He found the cause of death was a brain injury due to failure to establish effective ventilation following his birth.
Whanganui District Health Board (DHB) director of nursing Sandy Blake said today the organisation was fully supportive of the coroner's findings.
"In New Zealand, maternity services are provided predominantly by independent health professionals supported by midwives employed by the DHB," she said.
Lead maternity carers were responsible for their own client outcomes, with their standard of work and professional development requirements set by the Midwifery Council and the College of Midwives, she said.
The Whanganui DHB had an agreement which allowed the lead maternity carers to access the DHB's facilities.
"When this tragic event occurred in 2004, Whanganui's maternity services were provided from a very old building.
"This has now been demolished and replaced by a new facility which has state-of-the-art birthing rooms and emergency call systems," she said.
Tane's family told Coroner Evans that Tane had trouble breathing from the outset and appeared to be blue and floppy.
However, Ms Baker recorded the baby's Apgar score - a measure of a healthiness after birth - as nine out of 10 a minute after he was born.
It remained nine when he was rescored five minutes later.
However, 15 minutes later, Tane had collapsed and was rescored a four. In the intervening time, Ms Baker had left the room to attend to the placenta and get an ice pack for Ms Brider. The length of her absence was disputed by Tane's family.

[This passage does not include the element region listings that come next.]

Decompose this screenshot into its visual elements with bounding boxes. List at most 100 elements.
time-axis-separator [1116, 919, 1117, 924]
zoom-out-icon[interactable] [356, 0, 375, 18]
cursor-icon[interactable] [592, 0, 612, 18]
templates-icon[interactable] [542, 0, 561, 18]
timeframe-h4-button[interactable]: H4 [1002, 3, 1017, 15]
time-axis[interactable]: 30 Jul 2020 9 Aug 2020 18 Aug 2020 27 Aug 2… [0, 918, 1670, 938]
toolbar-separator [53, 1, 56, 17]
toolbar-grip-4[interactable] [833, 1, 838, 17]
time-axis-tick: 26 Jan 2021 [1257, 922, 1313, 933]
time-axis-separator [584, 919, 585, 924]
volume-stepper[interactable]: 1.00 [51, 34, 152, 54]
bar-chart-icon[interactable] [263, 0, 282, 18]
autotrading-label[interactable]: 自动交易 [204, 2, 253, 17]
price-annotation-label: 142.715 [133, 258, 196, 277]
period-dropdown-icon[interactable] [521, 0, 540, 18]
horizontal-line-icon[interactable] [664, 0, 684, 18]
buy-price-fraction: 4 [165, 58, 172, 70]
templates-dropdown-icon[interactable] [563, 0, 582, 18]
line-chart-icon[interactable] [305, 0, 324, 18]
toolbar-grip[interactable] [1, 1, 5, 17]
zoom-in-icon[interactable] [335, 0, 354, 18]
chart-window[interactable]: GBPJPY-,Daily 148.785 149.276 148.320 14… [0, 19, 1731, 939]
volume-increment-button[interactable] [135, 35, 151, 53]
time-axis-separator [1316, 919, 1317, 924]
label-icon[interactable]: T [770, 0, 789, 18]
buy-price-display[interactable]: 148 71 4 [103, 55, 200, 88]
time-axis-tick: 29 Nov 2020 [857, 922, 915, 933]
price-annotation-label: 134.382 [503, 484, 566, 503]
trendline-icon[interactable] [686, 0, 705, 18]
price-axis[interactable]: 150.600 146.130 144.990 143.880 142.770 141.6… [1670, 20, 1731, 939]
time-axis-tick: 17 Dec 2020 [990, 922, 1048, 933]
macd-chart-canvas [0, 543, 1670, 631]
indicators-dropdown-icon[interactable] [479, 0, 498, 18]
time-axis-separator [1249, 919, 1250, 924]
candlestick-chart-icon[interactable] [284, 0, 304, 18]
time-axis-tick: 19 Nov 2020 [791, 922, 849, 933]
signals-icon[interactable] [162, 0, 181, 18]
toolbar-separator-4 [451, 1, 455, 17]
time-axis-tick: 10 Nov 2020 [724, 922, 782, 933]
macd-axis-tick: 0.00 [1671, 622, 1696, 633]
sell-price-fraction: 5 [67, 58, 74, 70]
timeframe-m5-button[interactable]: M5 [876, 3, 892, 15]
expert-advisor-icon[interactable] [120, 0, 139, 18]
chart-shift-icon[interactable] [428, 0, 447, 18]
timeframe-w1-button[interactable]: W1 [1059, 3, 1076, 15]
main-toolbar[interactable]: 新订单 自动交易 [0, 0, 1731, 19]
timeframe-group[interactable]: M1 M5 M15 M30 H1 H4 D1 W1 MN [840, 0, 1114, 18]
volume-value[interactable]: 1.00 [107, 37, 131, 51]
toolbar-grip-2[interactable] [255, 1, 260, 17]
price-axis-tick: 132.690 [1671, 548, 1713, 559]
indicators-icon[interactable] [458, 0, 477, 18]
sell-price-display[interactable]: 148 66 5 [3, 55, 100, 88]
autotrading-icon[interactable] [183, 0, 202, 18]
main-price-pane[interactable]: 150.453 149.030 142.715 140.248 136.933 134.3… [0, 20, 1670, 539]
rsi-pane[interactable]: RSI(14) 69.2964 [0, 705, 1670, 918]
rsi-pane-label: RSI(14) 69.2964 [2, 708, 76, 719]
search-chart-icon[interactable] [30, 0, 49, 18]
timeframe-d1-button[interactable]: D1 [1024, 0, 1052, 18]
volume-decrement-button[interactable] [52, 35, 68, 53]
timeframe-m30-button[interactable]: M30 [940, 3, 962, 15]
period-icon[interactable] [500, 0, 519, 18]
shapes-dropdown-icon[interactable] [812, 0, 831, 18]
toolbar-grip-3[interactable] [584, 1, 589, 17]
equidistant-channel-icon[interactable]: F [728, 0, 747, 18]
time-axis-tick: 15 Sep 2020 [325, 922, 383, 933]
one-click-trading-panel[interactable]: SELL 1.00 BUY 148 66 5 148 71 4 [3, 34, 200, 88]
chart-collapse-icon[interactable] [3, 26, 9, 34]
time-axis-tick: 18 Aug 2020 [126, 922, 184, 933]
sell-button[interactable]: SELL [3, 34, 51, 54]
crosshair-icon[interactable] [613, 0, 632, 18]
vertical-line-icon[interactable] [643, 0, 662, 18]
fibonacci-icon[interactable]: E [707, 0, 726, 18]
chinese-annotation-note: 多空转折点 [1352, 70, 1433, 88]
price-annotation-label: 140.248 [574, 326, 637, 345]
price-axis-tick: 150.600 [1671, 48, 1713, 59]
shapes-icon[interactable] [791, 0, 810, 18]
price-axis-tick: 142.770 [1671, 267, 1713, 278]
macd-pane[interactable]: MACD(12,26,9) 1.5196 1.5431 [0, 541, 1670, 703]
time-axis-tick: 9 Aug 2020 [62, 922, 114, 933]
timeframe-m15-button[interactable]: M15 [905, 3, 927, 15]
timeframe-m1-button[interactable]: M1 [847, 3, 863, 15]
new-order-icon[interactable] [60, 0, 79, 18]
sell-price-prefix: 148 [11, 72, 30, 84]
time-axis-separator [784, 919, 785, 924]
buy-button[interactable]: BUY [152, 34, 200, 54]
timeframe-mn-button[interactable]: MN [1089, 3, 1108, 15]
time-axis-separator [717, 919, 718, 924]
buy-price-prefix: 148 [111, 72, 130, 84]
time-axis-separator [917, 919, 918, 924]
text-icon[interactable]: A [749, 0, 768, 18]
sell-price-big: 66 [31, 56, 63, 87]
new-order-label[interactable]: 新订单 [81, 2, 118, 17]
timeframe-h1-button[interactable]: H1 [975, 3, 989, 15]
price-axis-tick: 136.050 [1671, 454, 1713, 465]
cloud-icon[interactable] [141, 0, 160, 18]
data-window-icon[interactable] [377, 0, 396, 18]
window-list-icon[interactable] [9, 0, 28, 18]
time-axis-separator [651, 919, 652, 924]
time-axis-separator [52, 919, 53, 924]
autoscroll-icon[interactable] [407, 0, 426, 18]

Coroner Evans found it more likely than not that she was out of the delivery room for 7-8 minutes.
The coroner found that Tane's state of respiratory distress began to evolve before Ms Baker left the room and continued for a further five minutes following her return.
Giving evidence, Ms Baker said if she had considered Tane was going to "go flat" she would never have left the room.
She had done so at the insistence of a family member, who wanted to take the placenta and leave.
Asked why she didn't call for another midwife to go to the room while she was out, she said the other midwife there had already told her she would be in another ward, and wouldn't be in the office if the bell rang.
"At the time it might have been a bad decision ... In retrospect, yes it was a bad decision," she said.
Tane's family gave evidence that he was in distress before she left, but Ms Baker said they all gave differing versions, 12 months after it happened.
Police decided not to lay charges against Ms Baker or anyone involved in Tane's treatment.